It's been quite the week. The last couple of days I was in Scotland following a masterclass on great fundraising by Alan Clayton and his equally amazing team. An intense week identifying the issues charities want to resolve and the powerful messages they portray to achieve their goals. Inspiring seems like a blank word, a non word. It was so much more. We laughed, we shared, we talked, we helped each other identify what might be the barrier and when the last words were uttered non of us felt like we crossed the finish line. Non of us. We all felt like we just entered the coral, legs itching and hands tingling, brains fired up thinking let's GO!

When you spent time with your peers away from home, away from your loved ones and in a situation when you're constantly challenged on one hand and taken care off at the other that's where conversation happens and where humans start to share and it's at that time when you let some of your carefully build up guard drop. Sitting at the hearth, wine (or whiskey) in your hand and just a few people left that probably like you have too many images to sleep anyway, that's where conversation happens. There's been some really good ones and I really don't want to rank any of them because I'm in awe with all the people that felt comfortable enough to share their story with me but one of them is what triggered me to write this blogpost today. Because today is international women day.

Like so many other times before I've heard this past week that I am (and I'm parafrasing here) a:
powerhouse, a character, a strong woman, a go-getter, a force to be reckoned with and some other synonyms for a woman who speaks her mind, is uncompromising, knows what she wants and has the bouncebackability to get it. Both genders have told me this again. Apart from my own insecurity immediatly getting in the way thinking 'apperently I'm that uncomfortable person nobody wants to be around', there's been this nagging thought gnawing my brain whispering 'this is an issue' and I'd like to use today's space to tell you why.

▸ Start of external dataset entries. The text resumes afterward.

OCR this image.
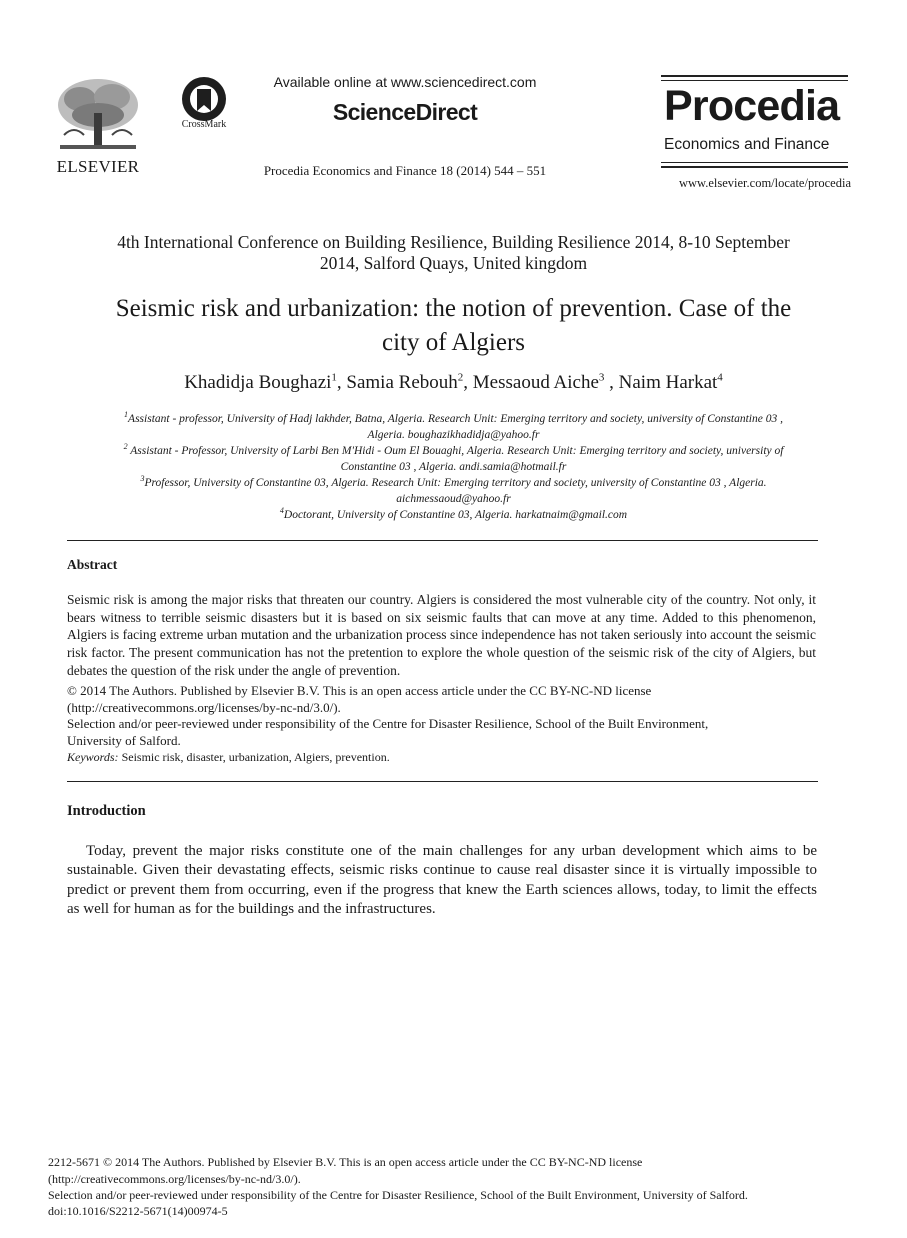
ELSEVIER
CrossMark
Available online at www.sciencedirect.com
ScienceDirect
Procedia Economics and Finance 18 (2014) 544 – 551
Procedia
Economics and Finance
www.elsevier.com/locate/procedia
4th International Conference on Building Resilience, Building Resilience 2014, 8-10 September
2014, Salford Quays, United kingdom
Seismic risk and urbanization: the notion of prevention. Case of the
city of Algiers
Khadidja Boughazi$^1$, Samia Rebouh$^2$, Messaoud Aiche$^3$ , Naim Harkat$^4$
$^1$Assistant - professor, University of Hadj lakhder, Batna, Algeria. Research Unit: Emerging territory and society, university of Constantine 03 ,
Algeria. boughazikhadidja@yahoo.fr
$^2$ Assistant - Professor, University of Larbi Ben M'Hidi - Oum El Bouaghi, Algeria. Research Unit: Emerging territory and society, university of
Constantine 03 , Algeria. andi.samia@hotmail.fr
$^3$Professor, University of Constantine 03, Algeria. Research Unit: Emerging territory and society, university of Constantine 03 , Algeria.
aichmessaoud@yahoo.fr
$^4$Doctorant, University of Constantine 03, Algeria. harkatnaim@gmail.com
Abstract
Seismic risk is among the major risks that threaten our country. Algiers is considered the most vulnerable city of the country. Not only, it bears witness to terrible seismic disasters but it is based on six seismic faults that can move at any time. Added to this phenomenon, Algiers is facing extreme urban mutation and the urbanization process since independence has not taken seriously into account the seismic risk factor. The present communication has not the pretention to explore the whole question of the seismic risk of the city of Algiers, but debates the question of the risk under the angle of prevention.
© 2014 The Authors. Published by Elsevier B.V. This is an open access article under the CC BY-NC-ND license
(http://creativecommons.org/licenses/by-nc-nd/3.0/).
Selection and/or peer-reviewed under responsibility of the Centre for Disaster Resilience, School of the Built Environment,
University of Salford.
Keywords: Seismic risk, disaster, urbanization, Algiers, prevention.
Introduction
Today, prevent the major risks constitute one of the main challenges for any urban development which aims to be sustainable. Given their devastating effects, seismic risks continue to cause real disaster since it is virtually impossible to predict or prevent them from occurring, even if the progress that knew the Earth sciences allows, today, to limit the effects as well for human as for the buildings and the infrastructures.
2212-5671 © 2014 The Authors. Published by Elsevier B.V. This is an open access article under the CC BY-NC-ND license
(http://creativecommons.org/licenses/by-nc-nd/3.0/).
Selection and/or peer-reviewed under responsibility of the Centre for Disaster Resilience, School of the Built Environment, University of Salford.
doi:10.1016/S2212-5671(14)00974-5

As a runner I have gotten used to explaining why I want to run a marathon to other humans most of them of the female kind. I'm used to women telling me that they could never do it and I'm used to men telling me that I am a practical, decisive, powerhouse. I have gotten so used to it that I haven't noticed the sheer problem in it until I sat at that fireplace talking to two great, honest and fun men who unknowingly turned the gnawing thought into a concrete example of the topic we were discussing; international women day.

When women are all the things I mentioned above we are called powerhouses, forces of nature and all other kind of synonyms linking our ambition, our resolve, our need to achieve goals to forms of energy. Now that by itself isn't the problem because even men are sometimes (be it far less) called names like that, however...when you start calling women powerhouses, forces to be reckoned with or strong you immediatly single them out, put them on a stand and by doing so you are (probably unwantingly) calling all other women what exactly? Weak? Mediocre? Less?

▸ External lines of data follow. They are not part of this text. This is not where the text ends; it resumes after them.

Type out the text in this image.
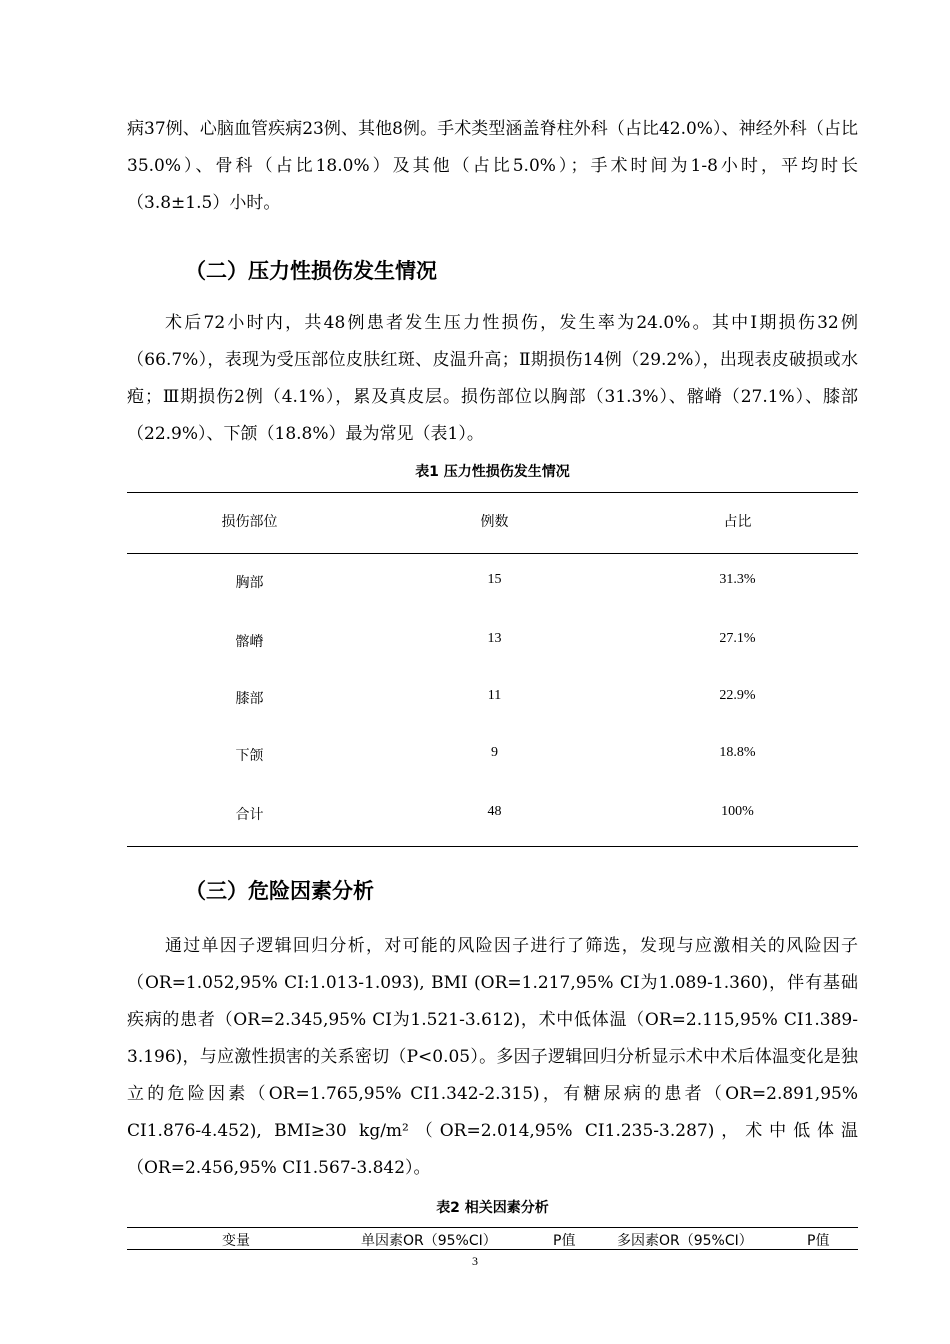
病37例、心脑血管疾病23例、其他8例。手术类型涵盖脊柱外科（占比42.0%）、神经外科（占比35.0%）、骨科（占比18.0%）及其他（占比5.0%）；手术时间为1-8小时，平均时长（3.8±1.5）小时。

（二）压力性损伤发生情况

术后72小时内，共48例患者发生压力性损伤，发生率为24.0%。其中Ⅰ期损伤32例（66.7%），表现为受压部位皮肤红斑、皮温升高；Ⅱ期损伤14例（29.2%），出现表皮破损或水疱；Ⅲ期损伤2例（4.1%），累及真皮层。损伤部位以胸部（31.3%）、髂嵴（27.1%）、膝部（22.9%）、下颌（18.8%）最为常见（表1）。

表1 压力性损伤发生情况
损伤部位	例数	占比
胸部	15	31.3%
髂嵴	13	27.1%
膝部	11	22.9%
下颌	9	18.8%
合计	48	100%
（三）危险因素分析

通过单因子逻辑回归分析，对可能的风险因子进行了筛选，发现与应激相关的风险因子（OR=1.052,95% CI:1.013-1.093), BMI (OR=1.217,95% CI为1.089-1.360)，伴有基础疾病的患者（OR=2.345,95% CI为1.521-3.612)，术中低体温（OR=2.115,95% CI1.389-3.196)，与应激性损害的关系密切（P<0.05）。多因子逻辑回归分析显示术中术后体温变化是独立的危险因素（OR=1.765,95% CI1.342-2.315)，有糖尿病的患者（OR=2.891,95% CI1.876-4.452), BMI≥30 kg/m²（OR=2.014,95% CI1.235-3.287)，术中低体温（OR=2.456,95% CI1.567-3.842）。

表2 相关因素分析
变量	单因素OR（95%CI）	P值	多因素OR（95%CI）	P值
3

One of the best commercials I saw over the past years is the Serena Williams one by Nike. The dream crazier one. I've copy-pasted the words below, you can google the video itself. The message is a powerful one because it exposes exactly what women like me face. We're scrutinized for being bold, loud, dramatic, uncomfortable, uncompromising and wanting to win. The moment you stick your head out, the moment you want to be better, do better, achieve more you're facing a long journey in solitude learning to fit in but never quite make it work, learning to feed thoughts but never own them because succes should be a team thing, learning to slow-down because the rest can't keep up and you'll learn to give up simply because there are no other women to mentor you into an inspirational leader. There hardly are any so how can you learn from the best when the best are a handful and those truely are way too busy to share the trade. Being a woman wanting to be the best, wanting to succeed in whatever it is you do, is still something you can't say outloud and not be called anything for it whereas men hardly face this.

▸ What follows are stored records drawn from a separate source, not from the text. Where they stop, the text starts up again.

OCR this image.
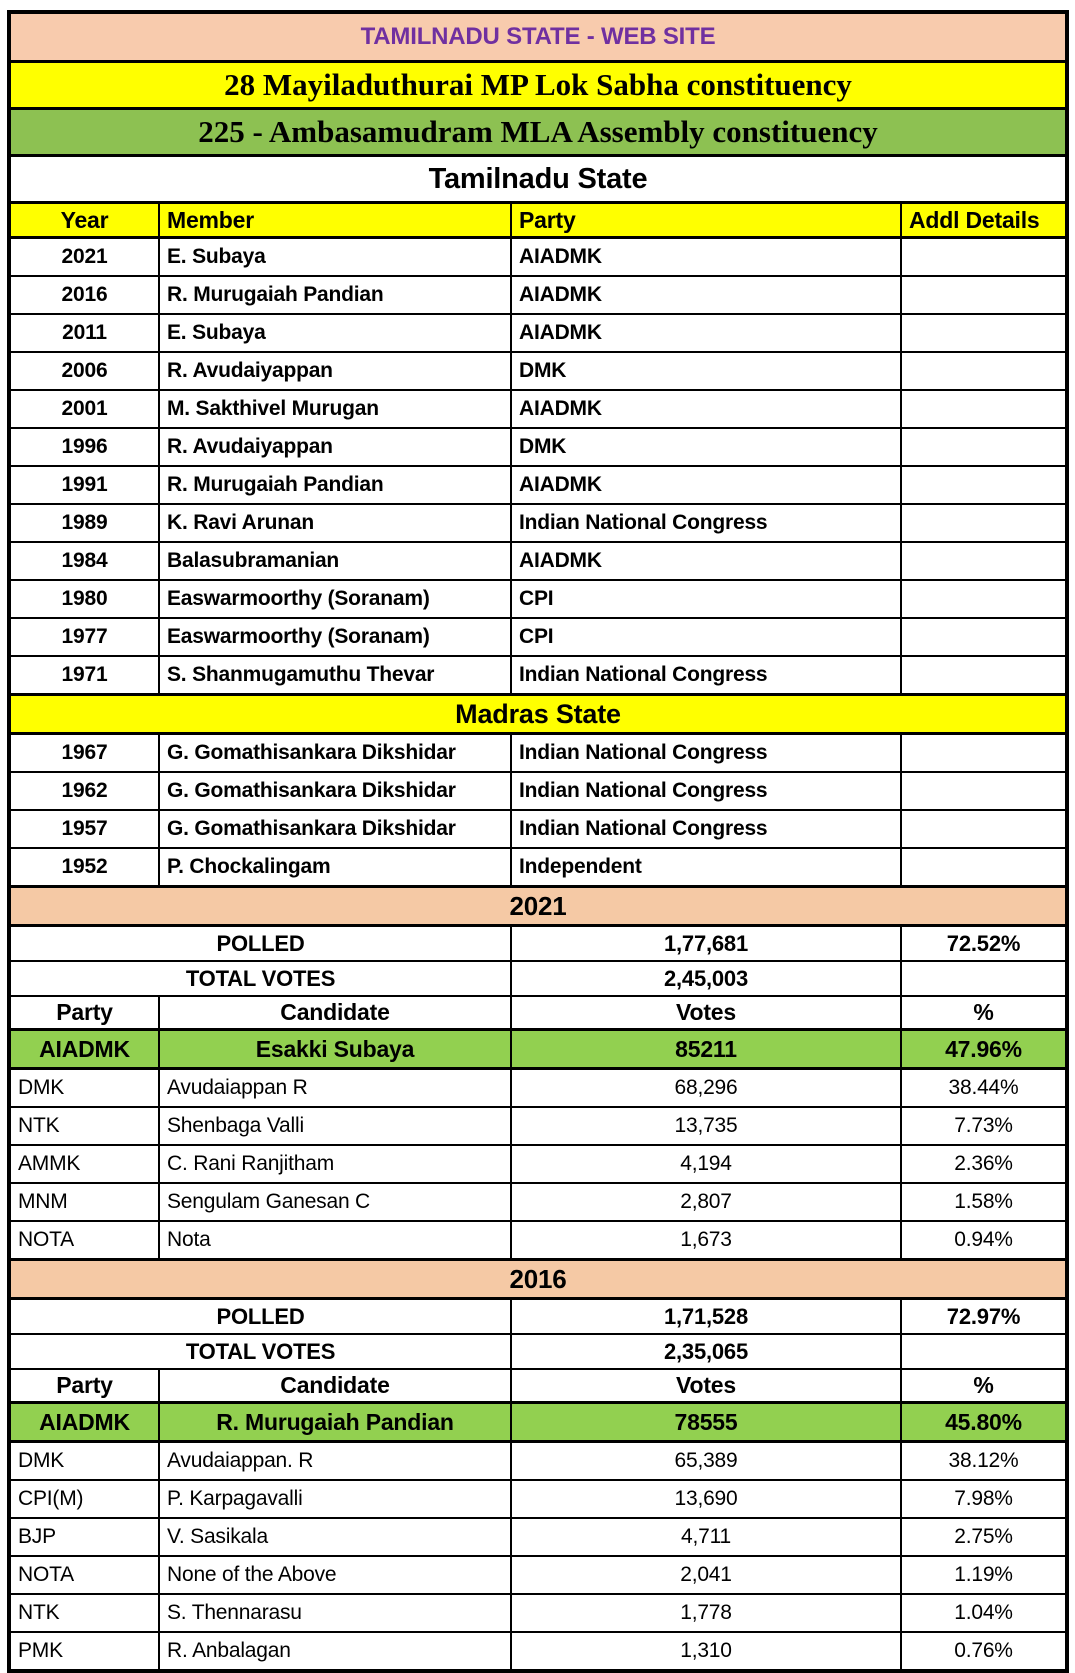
TAMILNADU STATE - WEB SITE			
28 Mayiladuthurai MP Lok Sabha constituency			
225 - Ambasamudram MLA Assembly constituency			
Tamilnadu State			
Year	Member	Party	Addl Details
2021	E. Subaya	AIADMK	
2016	R. Murugaiah Pandian	AIADMK	
2011	E. Subaya	AIADMK	
2006	R. Avudaiyappan	DMK	
2001	M. Sakthivel Murugan	AIADMK	
1996	R. Avudaiyappan	DMK	
1991	R. Murugaiah Pandian	AIADMK	
1989	K. Ravi Arunan	Indian National Congress	
1984	Balasubramanian	AIADMK	
1980	Easwarmoorthy (Soranam)	CPI	
1977	Easwarmoorthy (Soranam)	CPI	
1971	S. Shanmugamuthu Thevar	Indian National Congress	
Madras State			
1967	G. Gomathisankara Dikshidar	Indian National Congress	
1962	G. Gomathisankara Dikshidar	Indian National Congress	
1957	G. Gomathisankara Dikshidar	Indian National Congress	
1952	P. Chockalingam	Independent	
2021			
POLLED		1,77,681	72.52%
TOTAL VOTES		2,45,003	
Party	Candidate	Votes	%
AIADMK	Esakki Subaya	85211	47.96%
DMK	Avudaiappan R	68,296	38.44%
NTK	Shenbaga Valli	13,735	7.73%
AMMK	C. Rani Ranjitham	4,194	2.36%
MNM	Sengulam Ganesan C	2,807	1.58%
NOTA	Nota	1,673	0.94%
2016			
POLLED		1,71,528	72.97%
TOTAL VOTES		2,35,065	
Party	Candidate	Votes	%
AIADMK	R. Murugaiah Pandian	78555	45.80%
DMK	Avudaiappan. R	65,389	38.12%
CPI(M)	P. Karpagavalli	13,690	7.98%
BJP	V. Sasikala	4,711	2.75%
NOTA	None of the Above	2,041	1.19%
NTK	S. Thennarasu	1,778	1.04%
PMK	R. Anbalagan	1,310	0.76%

So today as we venture out on our runs, walks, swims, bikerides or tri's let us think of an inspirational woman, one you wish to jobshadow for just a day to see how she got to be where she is now and when you've come up with that woman be bold and e-mail her. Tell her who you are and why you want to jobshadow her for a day, tell her why she inspires you and tell her what it is you hope to learn from her. If you succeed on landing that jobshadow than share your story with us and hopefully you will be that spark for someone else. I will leave you with the inspiring words of the -dream crazier - commercial by Nike and the sheer wish that we evolve as human beings because honestly? It is an outrage that we still need international women day today.

Be the spark that ignites a fire
Until we read again, as always
Love Marlies

DREAM CRAZIER

If we show emotion, we're called dramatic. If we want to play against men, we're nuts. And if we dream of equal opportunity, we're delusional. When we stand for something, we're unhinged. When we're too good, there's something wrong with us. And if we get angry, we're hysterical, irrational, or just being crazy.
But a woman running a marathon was crazy. A woman boxing was crazy. A woman dunking, crazy. Coaching an NBA team, crazy. A woman competing in a hijab; changing her sport; landing a double-cork 1080; or winning 23 grand slams, having a baby, and then coming back for more, crazy, crazy, crazy, and crazy.
So if they want to call you crazy, fine. Show them what crazy can do.